Step 2 ：The derivative of $f(x)=2x^3$ is $f^{\prime }(x)=6x^2$.

Step 3 ：Now we substitute $x=-2$ into $f^{\prime }(x)$ to find the slope of the tangent line at the point $(-2,-16)$.

Step 4 ：Substituting $x=-2$ into $f^{\prime }(x)=6x^2$ gives $f^{\prime }(-2)=6(-2{)}^2=24$. So the slope of the tangent line at the point $(-2,-16)$ is 24.

Step 5 ：Now we use the point-slope form of the equation of a line, which is $y-y_1=m(x-x_1)$, where $(x_1,y_1)$ is a point on the line and $m$ is the slope of the line.

Step 6 ：Substituting $(x_1,y_1)=(-2,-16)$ and $m=24$ into the equation gives $y-(-16)=24(x-(-2))$.

Step 7 ：Simplifying the equation gives $y+16=24x+48$.

Step 8 ：Subtracting 16 from both sides of the equation gives $y=24x+32$.

Step 9 ：So the equation of the line tangent to the graph of $f(x)=2x^3$ at the point $(-2,-16)$ is $\boxed{{\displaystyle y=24x+32}}$.

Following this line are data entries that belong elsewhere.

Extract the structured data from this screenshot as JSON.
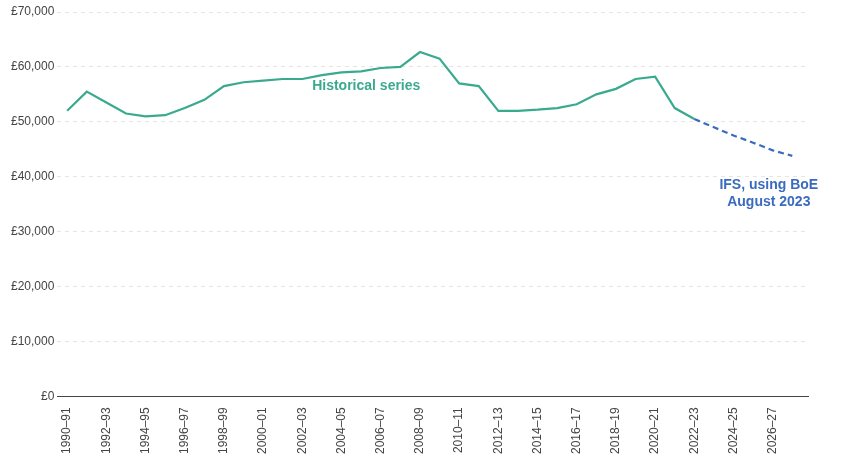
{
  "chart_data": {
    "type": "line",
    "series": [
      {
        "color": "#3aaa8e",
        "line_style": "solid",
        "x": [
          1990,
          1991,
          1992,
          1993,
          1994,
          1995,
          1996,
          1997,
          1998,
          1999,
          2000,
          2001,
          2002,
          2003,
          2004,
          2005,
          2006,
          2007,
          2008,
          2009,
          2010,
          2011,
          2012,
          2013,
          2014,
          2015,
          2016,
          2017,
          2018,
          2019,
          2020,
          2021,
          2022
        ],
        "values": [
          52000,
          55500,
          53500,
          51500,
          51000,
          51200,
          52500,
          54000,
          56500,
          57200,
          57500,
          57800,
          57800,
          58500,
          59000,
          59200,
          59800,
          60000,
          62700,
          61500,
          57000,
          56500,
          52000,
          52000,
          52200,
          52500,
          53200,
          55000,
          56000,
          57800,
          58200,
          52500,
          50500
        ]
      },
      {
        "color": "#3a6bbf",
        "line_style": "dashed",
        "x": [
          2022,
          2023,
          2024,
          2025,
          2026,
          2027
        ],
        "values": [
          50500,
          49000,
          47500,
          46200,
          44800,
          43800
        ]
      }
    ],
    "annotations": [
      {
        "text": "Historical series",
        "x": 2002.5,
        "y": 56500,
        "color": "#3aaa8e"
      },
      {
        "text": "IFS, using BoE\nAugust 2023",
        "x": 2025.8,
        "y": 37000,
        "color": "#3a6bbf"
      }
    ],
    "xlim": [
      1989.5,
      2027.8
    ],
    "xticks": [
      {
        "value": 1990,
        "label": "1990–91"
      },
      {
        "value": 1992,
        "label": "1992–93"
      },
      {
        "value": 1994,
        "label": "1994–95"
      },
      {
        "value": 1996,
        "label": "1996–97"
      },
      {
        "value": 1998,
        "label": "1998–99"
      },
      {
        "value": 2000,
        "label": "2000–01"
      },
      {
        "value": 2002,
        "label": "2002–03"
      },
      {
        "value": 2004,
        "label": "2004–05"
      },
      {
        "value": 2006,
        "label": "2006–07"
      },
      {
        "value": 2008,
        "label": "2008–09"
      },
      {
        "value": 2010,
        "label": "2010–11"
      },
      {
        "value": 2012,
        "label": "2012–13"
      },
      {
        "value": 2014,
        "label": "2014–15"
      },
      {
        "value": 2016,
        "label": "2016–17"
      },
      {
        "value": 2018,
        "label": "2018–19"
      },
      {
        "value": 2020,
        "label": "2020–21"
      },
      {
        "value": 2022,
        "label": "2022–23"
      },
      {
        "value": 2024,
        "label": "2024–25"
      },
      {
        "value": 2026,
        "label": "2026–27"
      }
    ],
    "ylim": [
      0,
      70000
    ],
    "yticks": [
      {
        "value": 0,
        "label": "£0"
      },
      {
        "value": 10000,
        "label": "£10,000"
      },
      {
        "value": 20000,
        "label": "£20,000"
      },
      {
        "value": 30000,
        "label": "£30,000"
      },
      {
        "value": 40000,
        "label": "£40,000"
      },
      {
        "value": 50000,
        "label": "£50,000"
      },
      {
        "value": 60000,
        "label": "£60,000"
      },
      {
        "value": 70000,
        "label": "£70,000"
      }
    ],
    "grid": true
  }
}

Step 10 ：Finally, we check that the point $(-2,-16)$ satisfies the equation $y=24x+32$. Substituting $x=-2$ and $y=-16$ into the equation gives $-16=24(-2)+32$, which simplifies to $-16=-16$. So the point $(-2,-16)$ does satisfy the equation, and our solution is correct.